Onycholysis is the separation of the nail from the nail bed. It is typically a painless separation and tends to be a common problem. Onycholysis can be a sing of skin disease, and infection or the result of injury but most cases are seen in women from long fingernails. The function of a nail serves a lever, prying the nail away from the skin and preventing healing of small damages
Onycholysis spontaneous separation Of the nail plate starts at the distal free margin and processes. IN onycholysis the nail plate is losses from the underlying and lateral surprising structures. In fewer of cases, separation of the nail plate begins at the proximal nail and extend to the free edge, which is often in nails with psoriasis (termed onychomadesis). In rarer cases of onycholysis are confined to the nails lateral borders.
Nails that have onycholysis are normally firm smooth and do not exhibit inflammatory reaction. Onycholysis is not a disease of nail nutrition levels. However, nail discoloration may appear underneath the nail as a result of secondary infection. When onycholysis occurs, a coexistent yeast infection may be suspected. Treating the primary and secondary causes of onycholysis is critical in order to prevent the condition from getting worse. If onycholysis is left untreated, severe cases of onycholysis may result in nail bed scarring.

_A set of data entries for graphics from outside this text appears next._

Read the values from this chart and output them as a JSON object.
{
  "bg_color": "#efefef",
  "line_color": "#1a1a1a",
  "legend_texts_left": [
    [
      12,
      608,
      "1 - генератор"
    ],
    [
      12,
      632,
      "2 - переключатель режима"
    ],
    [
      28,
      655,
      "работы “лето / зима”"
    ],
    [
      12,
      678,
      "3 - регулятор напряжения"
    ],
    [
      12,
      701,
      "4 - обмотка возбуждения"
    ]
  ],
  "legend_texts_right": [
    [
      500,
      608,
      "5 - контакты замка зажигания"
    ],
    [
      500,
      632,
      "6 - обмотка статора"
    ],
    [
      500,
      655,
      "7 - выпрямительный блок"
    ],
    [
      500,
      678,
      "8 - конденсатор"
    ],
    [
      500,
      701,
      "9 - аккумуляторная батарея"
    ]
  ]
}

It is not known how many cases of Onycholysis occurs nor if the ethnic distribution of onycholysis known, however, it has been observed to take place in all ethnic groups. Both male and females can develop onycholysis, although women seem to produce more of cases onycholysis than men. People of all ages can develop onycholysis. However, the condition is primarily found in adults.
Treatment for onycholysis will vary and depend on the severity. Removing the predisposing cause of the onycholysis is the best treatment. Onycholysis associated with psoriasis or eczema may respond to a midstrength topical corticosteroid. Pulsed dye laser treatment as been found as an effective solution of psoriasis induced onycholysis in a small serious of the test, but more research is needed. Psoralen plus ultraviolet A (PUVA) treatment has been reported to work as an effective therapy of psoriatic onycholysis. However, patients should ensure the following:
- Avoid trauma to the affected nail, keep the nail bed dry
- Avoid exposure to contact irritants and moisture (critical)
- Clip the effect portion of the nail and keep the nails short
- Wear light cotton gloves under vinyl gloves for wet work
Intralesional may be required for people with more severe psoriatic nail dystrophy.
Triamcinolone 2.5-5 mg/ml diluted with normal saline is injected into the proximal nail fold every four weeks in a series of 4-6 sessions.
The portal nail food overlying the nail matrix is the ideal site for treatment of diseases that begin at the matrix (psoriasis)
A 30-guage needle is sufficient for medication delivery: a topical anesthetic may be used to reduce pain.
Improvement should start after the initial series; continued injection depends on disease recurrence.
For other nail changes associated with onycholysis oil drop sign of psoriasis, distal onycholysis, subungual hyperkeratosis) the best location for intralesional injection is the nail. The pain of this procedure necessitates the use of anesthesia. This problem can be curved come by injection the lateral nails fold in an attempt to get medication to the affected area.